I don’t accept X’s definition of full-time attendance

[22] The Minister says it doesn’t matter how much time the Appellant spent on the biology lab. The Minister relies entirely on how X defines full-time attendance.Footnote 10

[23] As I explained above, I have to look at the facts in this case. I can’t just use X’s definition.

[24] The Minister didn’t provide any other evidence or arguments to support its position that a course load of nine credits is full-time, while a course load of eight credits is not.

[25] Similarly, there is no explanation for why X assigned two credits to the Appellant’s biology lab, when courses requiring less time are worth three credits. The Appellant tried to get an explanation, but X couldn’t give her one.

[26] As a result, I didn’t place much weight on the fact that X assigned the biology lab two credits, or that it doesn’t consider a student to be full-time if their course load is eight credits.

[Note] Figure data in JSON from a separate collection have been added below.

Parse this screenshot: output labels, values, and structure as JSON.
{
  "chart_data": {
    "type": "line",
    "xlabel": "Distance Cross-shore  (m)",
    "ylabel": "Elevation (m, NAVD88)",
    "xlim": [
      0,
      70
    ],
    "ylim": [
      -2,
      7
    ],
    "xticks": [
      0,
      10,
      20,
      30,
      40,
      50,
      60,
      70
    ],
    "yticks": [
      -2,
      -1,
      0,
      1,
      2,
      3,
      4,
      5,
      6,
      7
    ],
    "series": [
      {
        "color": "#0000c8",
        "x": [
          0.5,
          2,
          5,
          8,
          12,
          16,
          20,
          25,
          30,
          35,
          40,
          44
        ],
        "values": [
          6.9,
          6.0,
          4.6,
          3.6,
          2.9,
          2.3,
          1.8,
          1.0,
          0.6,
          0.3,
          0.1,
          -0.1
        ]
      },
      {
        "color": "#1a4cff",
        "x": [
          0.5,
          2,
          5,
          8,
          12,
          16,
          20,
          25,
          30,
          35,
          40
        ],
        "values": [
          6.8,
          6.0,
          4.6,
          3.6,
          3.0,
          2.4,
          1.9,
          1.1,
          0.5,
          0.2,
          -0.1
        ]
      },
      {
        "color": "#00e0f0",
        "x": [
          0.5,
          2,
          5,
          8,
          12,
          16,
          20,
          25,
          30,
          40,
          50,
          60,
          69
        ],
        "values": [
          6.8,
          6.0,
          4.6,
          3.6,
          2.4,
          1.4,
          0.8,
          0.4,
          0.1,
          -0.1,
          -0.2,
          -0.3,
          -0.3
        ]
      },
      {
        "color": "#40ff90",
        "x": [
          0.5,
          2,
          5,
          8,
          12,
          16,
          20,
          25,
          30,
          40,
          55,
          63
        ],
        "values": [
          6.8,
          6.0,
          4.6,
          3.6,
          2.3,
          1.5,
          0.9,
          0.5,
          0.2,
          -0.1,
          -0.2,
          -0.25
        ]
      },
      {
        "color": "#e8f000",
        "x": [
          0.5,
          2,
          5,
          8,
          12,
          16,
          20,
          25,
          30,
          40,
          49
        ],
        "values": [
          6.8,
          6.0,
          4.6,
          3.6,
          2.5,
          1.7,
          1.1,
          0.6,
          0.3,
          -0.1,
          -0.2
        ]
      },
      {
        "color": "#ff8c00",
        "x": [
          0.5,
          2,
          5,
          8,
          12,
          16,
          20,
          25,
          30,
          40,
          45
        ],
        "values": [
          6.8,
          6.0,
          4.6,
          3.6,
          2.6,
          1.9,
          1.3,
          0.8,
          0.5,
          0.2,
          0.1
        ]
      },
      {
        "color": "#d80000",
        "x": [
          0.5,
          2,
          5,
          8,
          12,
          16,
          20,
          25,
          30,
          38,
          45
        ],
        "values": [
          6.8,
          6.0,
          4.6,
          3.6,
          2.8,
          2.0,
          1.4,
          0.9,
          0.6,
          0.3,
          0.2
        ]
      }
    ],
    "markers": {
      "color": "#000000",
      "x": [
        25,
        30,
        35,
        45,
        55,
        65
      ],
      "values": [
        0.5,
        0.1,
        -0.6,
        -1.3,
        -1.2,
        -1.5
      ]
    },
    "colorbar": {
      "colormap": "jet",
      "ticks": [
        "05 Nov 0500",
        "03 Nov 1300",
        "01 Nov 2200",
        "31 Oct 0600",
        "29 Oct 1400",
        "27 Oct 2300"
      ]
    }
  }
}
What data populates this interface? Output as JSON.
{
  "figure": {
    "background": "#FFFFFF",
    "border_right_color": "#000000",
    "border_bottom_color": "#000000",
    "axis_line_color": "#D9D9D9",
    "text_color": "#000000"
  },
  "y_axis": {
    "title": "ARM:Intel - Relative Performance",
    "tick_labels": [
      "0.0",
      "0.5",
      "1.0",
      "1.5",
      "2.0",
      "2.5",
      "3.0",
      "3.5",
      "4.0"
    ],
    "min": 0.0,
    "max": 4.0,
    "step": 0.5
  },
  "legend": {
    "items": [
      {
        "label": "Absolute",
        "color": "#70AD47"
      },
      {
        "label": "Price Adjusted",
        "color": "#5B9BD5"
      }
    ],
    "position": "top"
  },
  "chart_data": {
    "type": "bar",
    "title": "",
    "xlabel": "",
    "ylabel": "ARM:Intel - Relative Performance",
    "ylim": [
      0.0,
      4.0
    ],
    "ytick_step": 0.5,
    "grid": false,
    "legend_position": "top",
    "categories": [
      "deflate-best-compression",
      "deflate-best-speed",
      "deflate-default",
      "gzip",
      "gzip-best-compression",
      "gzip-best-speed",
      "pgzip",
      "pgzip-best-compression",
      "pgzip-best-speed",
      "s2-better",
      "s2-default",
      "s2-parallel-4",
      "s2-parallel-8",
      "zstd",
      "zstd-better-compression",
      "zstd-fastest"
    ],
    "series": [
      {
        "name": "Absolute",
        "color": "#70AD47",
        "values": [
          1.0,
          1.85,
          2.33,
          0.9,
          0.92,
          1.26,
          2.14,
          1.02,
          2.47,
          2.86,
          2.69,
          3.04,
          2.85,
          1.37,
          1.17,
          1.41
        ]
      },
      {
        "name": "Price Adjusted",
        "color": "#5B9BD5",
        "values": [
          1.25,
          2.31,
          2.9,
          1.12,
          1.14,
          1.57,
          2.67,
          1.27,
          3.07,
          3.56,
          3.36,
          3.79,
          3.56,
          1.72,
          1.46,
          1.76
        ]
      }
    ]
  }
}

[27] Instead, I looked at how much time the Appellant was expected to spend on her school work. This included going to class, working on group projects, working on individual assignments, and doing required reading. If she didn’t spend time doing these things, she likely would not pass the course or lab.

[28] It is reasonable to conclude that a student who spends 40 hours per week on required school work is in full-time attendance. Those hours are considered full-time in the workforce.

[29] The Appellant spent at least 40 hours per week on required school work from October 2021 to December 2021. This means she was in full-time attendance at university.

Conclusion

[30] I find that the Appellant is entitled to a surviving child’s benefit (orphan’s benefit) for October 2021, November 2021, and December 2021.

[31] This means the appeal is allowed.